PATH!s are not for lookup, but are for "OPTIONS"

There is a feature of FAIL which is that you can pass it a location to "blame". It's a skippable argument, which you currently pass as an @-word:

greet-negative-number: func [message [text!] n [integer!]] [
    if n >= 0 [
        fail @n "It's called GREET-NEGATIVE-NUMBER, bozo!"
    ]
    print ["Hello" n ":" message]
]

It's nice because instead of seeing the error location as being reported from inside of GREET-NEGATIVE-NUMBER, it points at the callsite... and tell you the name of the offending argument... and its offending value.
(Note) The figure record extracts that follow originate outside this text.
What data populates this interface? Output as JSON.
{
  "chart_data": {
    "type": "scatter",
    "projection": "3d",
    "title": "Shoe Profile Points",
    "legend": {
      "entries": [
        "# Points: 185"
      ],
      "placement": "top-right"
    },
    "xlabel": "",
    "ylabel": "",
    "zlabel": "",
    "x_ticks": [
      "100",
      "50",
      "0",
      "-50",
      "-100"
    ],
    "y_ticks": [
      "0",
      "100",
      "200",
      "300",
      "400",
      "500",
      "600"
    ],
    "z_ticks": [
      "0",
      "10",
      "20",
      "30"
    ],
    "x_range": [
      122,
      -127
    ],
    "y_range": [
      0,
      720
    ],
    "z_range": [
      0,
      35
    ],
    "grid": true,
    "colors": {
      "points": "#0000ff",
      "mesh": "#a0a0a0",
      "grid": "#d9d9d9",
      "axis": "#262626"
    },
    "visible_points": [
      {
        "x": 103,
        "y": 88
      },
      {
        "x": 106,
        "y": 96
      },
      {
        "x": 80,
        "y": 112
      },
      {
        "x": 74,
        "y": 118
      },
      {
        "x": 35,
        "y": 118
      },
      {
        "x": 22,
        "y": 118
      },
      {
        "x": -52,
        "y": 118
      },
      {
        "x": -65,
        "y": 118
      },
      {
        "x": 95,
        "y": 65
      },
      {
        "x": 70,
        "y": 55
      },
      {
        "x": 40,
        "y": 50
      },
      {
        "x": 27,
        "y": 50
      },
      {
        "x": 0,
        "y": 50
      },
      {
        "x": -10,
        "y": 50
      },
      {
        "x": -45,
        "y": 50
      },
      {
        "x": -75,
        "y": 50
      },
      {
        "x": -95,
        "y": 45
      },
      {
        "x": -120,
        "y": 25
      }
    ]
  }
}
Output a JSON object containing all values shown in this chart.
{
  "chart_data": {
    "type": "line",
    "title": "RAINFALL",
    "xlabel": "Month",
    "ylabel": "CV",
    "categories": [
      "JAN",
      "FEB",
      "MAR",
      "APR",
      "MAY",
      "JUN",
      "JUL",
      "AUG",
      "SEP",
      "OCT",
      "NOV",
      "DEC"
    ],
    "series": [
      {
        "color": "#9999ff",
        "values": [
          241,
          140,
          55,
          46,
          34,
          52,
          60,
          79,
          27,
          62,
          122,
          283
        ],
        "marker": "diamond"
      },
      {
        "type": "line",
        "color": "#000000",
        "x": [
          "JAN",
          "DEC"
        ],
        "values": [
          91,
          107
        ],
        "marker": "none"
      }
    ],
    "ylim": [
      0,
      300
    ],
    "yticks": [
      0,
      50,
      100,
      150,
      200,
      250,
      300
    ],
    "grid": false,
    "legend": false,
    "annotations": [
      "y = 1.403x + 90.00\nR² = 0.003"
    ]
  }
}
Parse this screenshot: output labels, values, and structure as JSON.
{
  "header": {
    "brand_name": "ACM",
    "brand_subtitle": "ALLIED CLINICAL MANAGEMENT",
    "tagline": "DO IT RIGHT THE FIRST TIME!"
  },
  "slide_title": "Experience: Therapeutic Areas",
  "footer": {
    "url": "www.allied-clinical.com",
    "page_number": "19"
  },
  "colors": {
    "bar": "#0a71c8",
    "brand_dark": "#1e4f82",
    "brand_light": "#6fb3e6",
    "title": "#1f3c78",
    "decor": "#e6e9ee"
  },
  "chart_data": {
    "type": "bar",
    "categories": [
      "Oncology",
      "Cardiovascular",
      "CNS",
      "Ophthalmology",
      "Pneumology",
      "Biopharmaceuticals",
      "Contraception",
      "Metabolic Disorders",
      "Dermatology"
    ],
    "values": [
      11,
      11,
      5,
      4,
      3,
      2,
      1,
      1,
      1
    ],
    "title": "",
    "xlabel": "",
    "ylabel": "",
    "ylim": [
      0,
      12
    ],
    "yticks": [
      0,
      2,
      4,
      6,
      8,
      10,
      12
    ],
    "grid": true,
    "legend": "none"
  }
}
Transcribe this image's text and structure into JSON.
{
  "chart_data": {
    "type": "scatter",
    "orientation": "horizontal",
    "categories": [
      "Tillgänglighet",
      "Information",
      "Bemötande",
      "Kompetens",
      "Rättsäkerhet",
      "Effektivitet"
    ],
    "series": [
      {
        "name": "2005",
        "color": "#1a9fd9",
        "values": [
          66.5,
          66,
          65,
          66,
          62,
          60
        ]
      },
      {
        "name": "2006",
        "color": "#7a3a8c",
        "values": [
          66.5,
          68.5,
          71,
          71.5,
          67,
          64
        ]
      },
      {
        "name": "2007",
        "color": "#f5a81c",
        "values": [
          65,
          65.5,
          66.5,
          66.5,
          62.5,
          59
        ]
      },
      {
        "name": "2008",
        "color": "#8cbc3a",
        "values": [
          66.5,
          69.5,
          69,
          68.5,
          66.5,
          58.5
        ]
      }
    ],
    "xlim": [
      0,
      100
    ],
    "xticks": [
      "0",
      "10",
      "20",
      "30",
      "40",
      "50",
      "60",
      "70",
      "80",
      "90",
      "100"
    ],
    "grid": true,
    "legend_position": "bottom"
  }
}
Plus, both the error "reason" and the thing to "blame" are optional. This means if you're lazy you can just blame the parameter without a message:

if n >= 0 [fail @n]

You still have the name of the variable, its value, and the better implication of the source of the error at the callsite. Though if you want to just be lazy you can just leave it all off and have a generic failure... which is especially nice in things like SWITCH:

switch x [
    1 [print "one"]
    2 [print "two"]
    fail
]

Back To The Point: About PATH!s vs. TUPLE!s

So certainly if you're going to blame a variable, it should be possible to blame not just WORD!s but things that are looked up in objects.

obj: make object! [n: 1020]
if obj.n >= 0 [
    fail @obj.n "Let's say I want this to be negative, too"
]

** Error: Let's say I want this to be negative, too
** Blame: obj.n is 1020

But then I started thinking about the idea that you might have something else to say. Like whether to show the name of the variable in the error.

fail @obj.n/anonymous "Let's say I want this to be negative, too"

** Error: Let's say I want this to be negative, too
** Blame: 1020

If "PATH!s Are For Options", could values have them?

Fancifully:

>> n: 304

>> n/lastdigit
== 4

This blurs the line between "member access" and "option". Perhaps if you can only read a property but not write it, then it's more like calling a function and getting a result?

I'm not exactly sure where this line of argumentation goes. I just thought the application of pathing to add options to the blame argument of FAIL was interesting enough to write up and add to this thread.